Got back from fishing around 9 last night & still had to go to work over at the bait shop. My buddy Tyler was with me & he asked if he could tag along just to watch me tie, so I said of course. Long story short, we started talking fly fishing & I told him I would teach him today if he wanted to learn. So after I finished tying all that was needed for the order, we tied up some clousers in a number of different colors & decided to put them to work on some smallmouth this morning. We had plans to get up around 9 & get out to one of my favorite stretches of Honey Creek, but we slept through my alarm & didn't get to my house to get packed up until 10 or so.
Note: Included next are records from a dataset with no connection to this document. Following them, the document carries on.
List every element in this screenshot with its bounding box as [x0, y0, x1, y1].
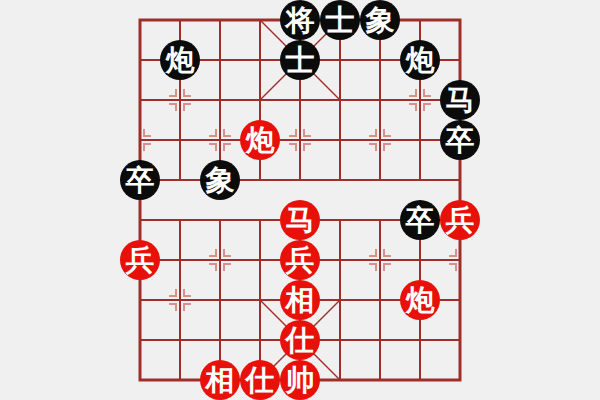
xiangqi-board[interactable]: 将士象炮士炮马炮卒卒象马卒兵兵兵相炮仕相仕帅: [120, 0, 480, 400]
piece-red-pawn[interactable]: 兵: [120, 240, 160, 280]
piece-red-advisor[interactable]: 仕: [280, 320, 320, 360]
piece-black-pawn[interactable]: 卒: [120, 160, 160, 200]
piece-red-elephant[interactable]: 相: [200, 360, 240, 400]
piece-black-advisor[interactable]: 士: [280, 40, 320, 80]
piece-black-pawn[interactable]: 卒: [400, 200, 440, 240]
piece-black-elephant[interactable]: 象: [200, 160, 240, 200]
piece-black-general[interactable]: 将: [280, 0, 320, 40]
piece-red-cannon[interactable]: 炮: [240, 120, 280, 160]
piece-black-cannon[interactable]: 炮: [160, 40, 200, 80]
piece-red-cannon[interactable]: 炮: [400, 280, 440, 320]
piece-red-horse[interactable]: 马: [280, 200, 320, 240]
piece-black-advisor[interactable]: 士: [320, 0, 360, 40]
piece-black-pawn[interactable]: 卒: [440, 120, 480, 160]
piece-red-pawn[interactable]: 兵: [440, 200, 480, 240]
pieces-layer: 将士象炮士炮马炮卒卒象马卒兵兵兵相炮仕相仕帅: [120, 0, 480, 400]
piece-black-elephant[interactable]: 象: [360, 0, 400, 40]
piece-red-elephant[interactable]: 相: [280, 280, 320, 320]
xiangqi-app: 将士象炮士炮马炮卒卒象马卒兵兵兵相炮仕相仕帅: [0, 0, 600, 400]
piece-black-cannon[interactable]: 炮: [400, 40, 440, 80]
piece-black-horse[interactable]: 马: [440, 80, 480, 120]
piece-red-advisor[interactable]: 仕: [240, 360, 280, 400]
piece-red-king[interactable]: 帅: [280, 360, 320, 400]
piece-red-pawn[interactable]: 兵: [280, 240, 320, 280]
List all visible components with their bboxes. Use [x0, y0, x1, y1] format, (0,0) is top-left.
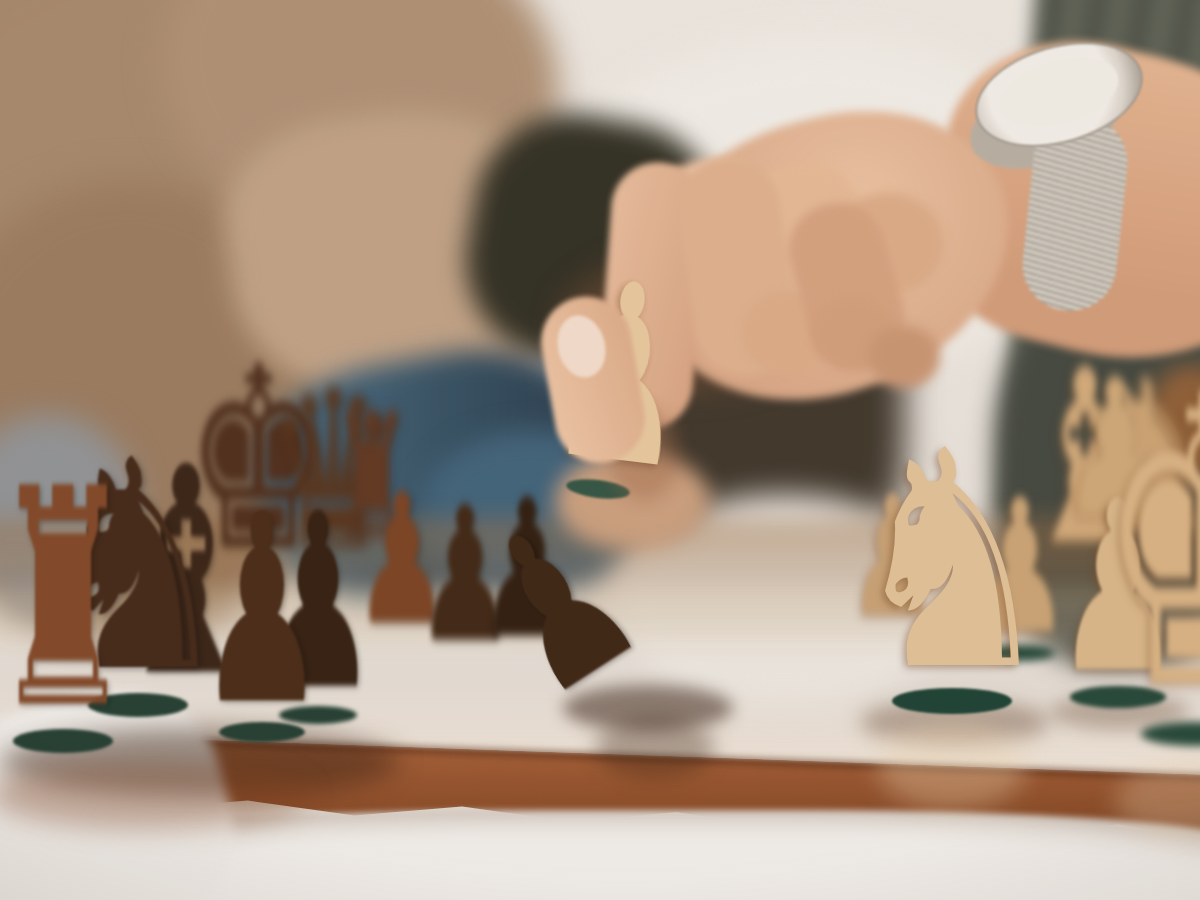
reflection-fallen-pawn	[595, 718, 715, 778]
pinky-fingertip	[868, 326, 940, 388]
black-pawn-front-a[interactable]: ♟	[198, 480, 326, 740]
black-rook[interactable]: ♜	[0, 450, 133, 750]
white-knight[interactable]: ♞	[847, 412, 1057, 712]
white-king-edge[interactable]: ♚	[1097, 345, 1200, 745]
chess-photo-scene: ♚♛♜♝♞♟♟♟♟♟♟♝♞♜♟♟♟♞♟♚♟	[0, 0, 1200, 900]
After packing up & giving Tyler a brief lesson in casting in the backyard, we finally made it out to the creek by 11. Tyler had work at 1, so we had to leave the creek by 12. Didn't leave much time for fishing, but we still had a blast. Got in the water by the bridge & started working a rock pile & pulled a fat smallie off of it right away. Also had a northern pike blow up on my fly but I pulled the hook. Stupid. We walked 50 yards upstream to a really nice hole off the back side of some rapids & Tyler had his first hookup, which was with a nice pike. Bit him off instantly though.Then I hooked up with a nice pike on my first cast in the hole, but he bit me off too. DAMMIT! That was the only chartreuse/pink/black/holo fuschia clouser that I had tied. I switched to a chartreuse/white/red lateral scale flashabou one & hooked up with another pike. This one was small, only 15.5'', but still fun. Got her landed & snapped a picture & then let her go. A few seconds later Tyler & I look down & see that pike we both hooked up with just a few minutes earlier, with BOTH of our flies sticking out of the side of its mouth! She took off before we could try hooking up with her again though. Only had about 20 minutes left at this point, so we walked another 100 yards up to a big hole that we usually have pretty good luck at. I landed an 18'' pike & a chunky 10'' smallie at this spot & pulled the hook on a fat 22''-24'' pike. Tyler didn't end the day with any fish, but he got the hang of casting pretty quick & did have one hookup, so he was happy. Gonna hit the creek again later this evening I think & see if we can do some more damage. But for now I gotta wrap this long report up so I can head over to work at the bait shop. 

*Tally for the day*:

*Me*: Two smallmouth bass & two pike
*Tyler*: Nada

Tight lines everyone.


----------